Sunday, September 25, 2005

“You know that one piece you wrote? You know?”

You’re mumbling a little now; you’re a little hazy, I’m sure of it.  Even though I can’t see your eyes in the darkened car with flashing lights and clicking whatzits that always makes me feel like the kid in Flight Of The Navigator.  But I know you are, because you haven’t eaten anything today but a bowl of Lucky Charms.  You could have told me that before I mixed the screwdrivers.  But then we wouldn’t have wobbled over my collage of ‘60’s and ‘70’s advertisements, cackling and screeching like steroid-induced parrots.  We wouldn’t have debated Andy Warhol’s significant irrelevance.  We wouldn’t have reached our feverish telepathy and flagrant adoration.  Not that we needed vodka to get there, we just needed it to get there faster.

Anyways, as absurd as it may sound, I really need those things, Tim.  They’re so on, they’re so us, they’re so eerily right, and I’ve been missing them for so long, my God, so long and I just can’t be away from you anymore, and…

“Why are you smiling?  You know what piece I mean – the one about your father”

Of course I know what one.  I know what one.

“Yes – what about it?”

“Can I – I don’t know, would you let me – could – I set it to – music?”

“I smile the kind of smile that’s so big it sends the little true tears out.  But it’s dark in the car, and I can send them back, so I do.  You’ve always been like this magnanimous hot tub for my soul.  I just slide into this unshakeable warmth around you.  God, it feels so hyper-heightening and numbing, like only intense heat can be.

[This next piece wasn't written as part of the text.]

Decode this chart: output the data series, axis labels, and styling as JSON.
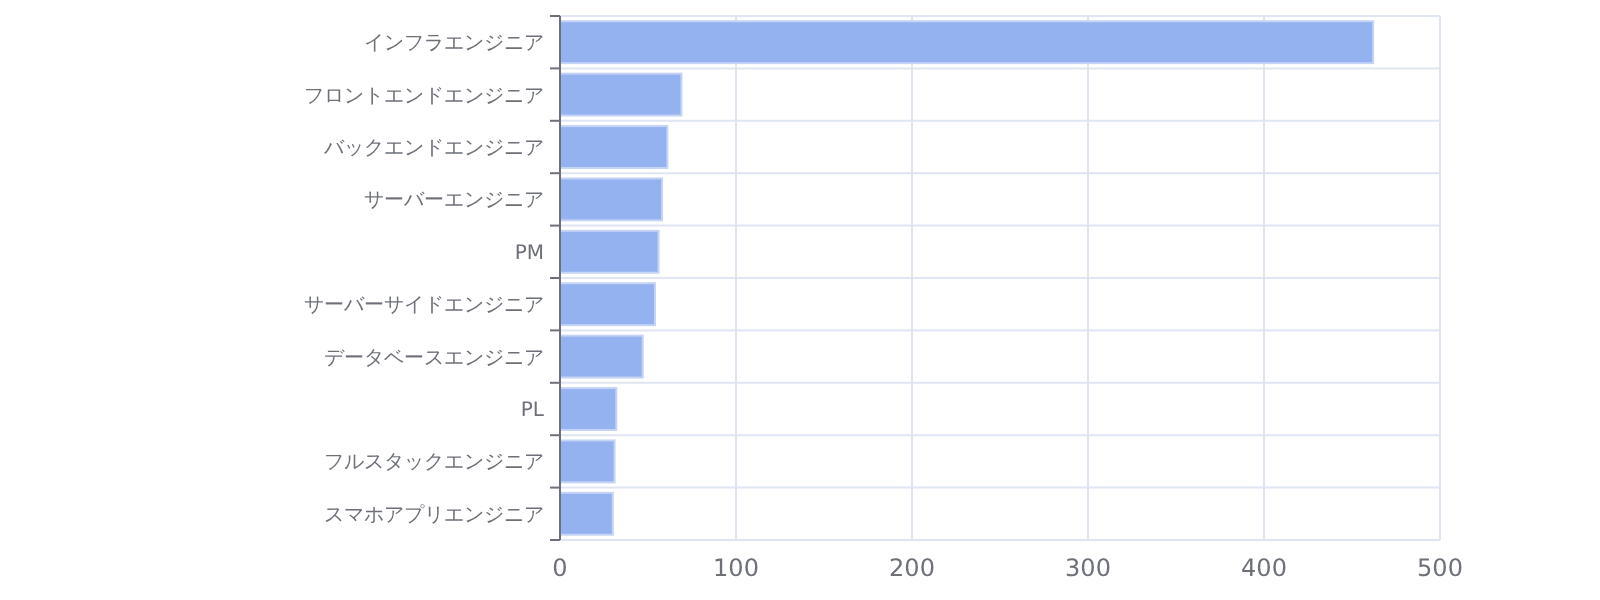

“I would love that, Tim.  I think that’s probably the most lovely thing anyone’s ever said to me.”  I say something about us being Brick and Skipper but without the Tennessee Williams stilted poetry passing as lines and the latent homosexuality and you’re smiling, you bastard.  How can anyone with any sanity or literary knowledge agree with a statement like that?  Yet you do, of course you do.  Because we’re here and we’re the same and how could I forget how essential it all is…how can we be expected to be rational or human unless we’re near one another?  How can anyone approach friendship like this?

Time’s flying by like manic geese who’ve ditched the V altogether.  We’re at Pizzeria Uno now and talking like Hispanics with eight cups of coffee in them and you’re telling me you wish the Biblical practice of kissing your best guy friend could be reinstated because you’d do it right now, because that’s just how David and Jonathan we are.  And It’s so odd and sincere and makes me wonder if Tennessee Williams had a hand in writing the Bible.

But it slows down finally, which is a small relief, because we haven’t stopped connecting the whole evening.  The icy mistress of reality has slipped in the car and is sitting between us, trying to pry apart the superglue of joyous friendship.  We will not see each other for possibly longer this time.  Possibly longer than ever.  I hate that the mistress continues sitting there, just intruding like that babblesome woman who comes in at the end of Brief Encounter and won’t let Celia Johnson and Trevor Howard just talk, for God’s sake, and say what they need to say.  But we’ve reached the last line and it’s better to blurt it out than realize that the show will never happen again with the same people, the same electricity.  It’ll become summer stock through lame phone calls and limp e-mails.  I hope I’m stronger this time and don’t forget.  I hope you never do either.

Now we stand in the hallway of your dorm and I fiddle with the doorknob and mutter about how we deserve way better than this.  Suddenly you’re reaching out to hug me and it’s so surprising because we never have, really, before.  All the clucks and knuckleheads I’ve hugged and never the one that matters so much.  Of course we’re bad at it, fourth-grade-play PDA bad, but it’s more real that way.  It’s not a kiss but it’s pretty damn close.